Revenue for 2008 is now expected to be in a range of $215 million to $220 million and diluted earnings per share are now predicted to be in a range of $1.15 to $1.20.

 

Prior guidance was for revenue in a range of $250 million to $260 million and diluted earnings per share in a range of $1.35 to $1.40. The previous guidance assumed about $30 million in 2008 revenue to new acquisitions.

 

The new guidance relates to the existing portfolio of brands only and includes no revenue assumption from acquisitions.

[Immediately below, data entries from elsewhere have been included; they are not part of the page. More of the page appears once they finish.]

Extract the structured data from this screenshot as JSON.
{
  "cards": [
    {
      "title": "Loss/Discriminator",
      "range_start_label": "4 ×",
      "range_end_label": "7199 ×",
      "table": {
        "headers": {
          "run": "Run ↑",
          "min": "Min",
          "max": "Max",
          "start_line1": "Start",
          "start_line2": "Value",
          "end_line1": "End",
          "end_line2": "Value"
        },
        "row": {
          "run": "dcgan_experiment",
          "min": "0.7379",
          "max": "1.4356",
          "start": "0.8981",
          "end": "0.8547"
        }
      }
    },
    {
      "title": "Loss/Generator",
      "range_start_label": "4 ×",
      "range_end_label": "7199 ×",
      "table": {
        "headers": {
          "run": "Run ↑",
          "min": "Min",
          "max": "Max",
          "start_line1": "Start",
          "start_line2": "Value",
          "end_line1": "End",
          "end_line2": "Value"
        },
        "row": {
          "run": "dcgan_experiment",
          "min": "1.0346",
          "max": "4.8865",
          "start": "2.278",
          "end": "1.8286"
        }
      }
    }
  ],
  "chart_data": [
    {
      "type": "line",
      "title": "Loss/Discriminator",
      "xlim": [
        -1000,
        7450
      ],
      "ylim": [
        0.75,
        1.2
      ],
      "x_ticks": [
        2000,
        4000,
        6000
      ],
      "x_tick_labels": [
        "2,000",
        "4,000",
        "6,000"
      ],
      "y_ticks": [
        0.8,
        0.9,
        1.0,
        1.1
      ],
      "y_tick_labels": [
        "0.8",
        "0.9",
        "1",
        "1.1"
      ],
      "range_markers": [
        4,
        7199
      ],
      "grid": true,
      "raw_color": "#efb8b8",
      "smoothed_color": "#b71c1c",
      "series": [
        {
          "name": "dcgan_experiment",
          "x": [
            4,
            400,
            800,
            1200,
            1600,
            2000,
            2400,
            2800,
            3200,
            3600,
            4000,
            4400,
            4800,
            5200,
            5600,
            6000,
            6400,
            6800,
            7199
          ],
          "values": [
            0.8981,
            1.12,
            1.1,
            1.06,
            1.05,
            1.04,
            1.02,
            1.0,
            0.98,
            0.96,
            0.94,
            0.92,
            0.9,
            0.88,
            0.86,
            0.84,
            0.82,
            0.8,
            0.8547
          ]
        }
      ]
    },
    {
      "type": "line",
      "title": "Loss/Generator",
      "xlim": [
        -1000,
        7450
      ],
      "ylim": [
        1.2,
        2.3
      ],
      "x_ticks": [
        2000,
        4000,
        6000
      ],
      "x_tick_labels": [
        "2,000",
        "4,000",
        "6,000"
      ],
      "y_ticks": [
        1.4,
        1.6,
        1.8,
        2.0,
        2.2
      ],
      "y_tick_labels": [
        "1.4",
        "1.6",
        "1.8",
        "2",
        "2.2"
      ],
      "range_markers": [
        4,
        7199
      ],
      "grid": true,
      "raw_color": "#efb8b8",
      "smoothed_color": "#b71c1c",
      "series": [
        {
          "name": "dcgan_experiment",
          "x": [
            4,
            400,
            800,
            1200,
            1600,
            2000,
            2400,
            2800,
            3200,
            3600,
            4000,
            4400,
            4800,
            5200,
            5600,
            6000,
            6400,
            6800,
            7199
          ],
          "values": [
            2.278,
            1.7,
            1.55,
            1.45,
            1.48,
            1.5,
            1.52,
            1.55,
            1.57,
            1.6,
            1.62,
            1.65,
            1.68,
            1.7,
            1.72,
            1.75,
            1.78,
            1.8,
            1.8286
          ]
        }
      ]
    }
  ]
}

However, the company is continuing to evaluate a number of different acquisition opportunities.

 

The company is forecasting free cash flow for 2008 to be in a range of approximately $116 million to $119 million and free cash flow per diluted share to be in a range of $1.87 to $1.92.

 

“We have built a strong company that, despite a very challenging macro-economic environment, will generate at least $116 million in free cash flow this year and has many compelling long term growth opportunities,” said Neil Cole, chairman and CEO of Iconix Brand Group. “Acquisitions will continue to play an important part in our growth strategy and it is possible that we will acquire more brands this year. However, we will continue to be diligent and not force acquisitions that are not in the best interest of our shareholders.”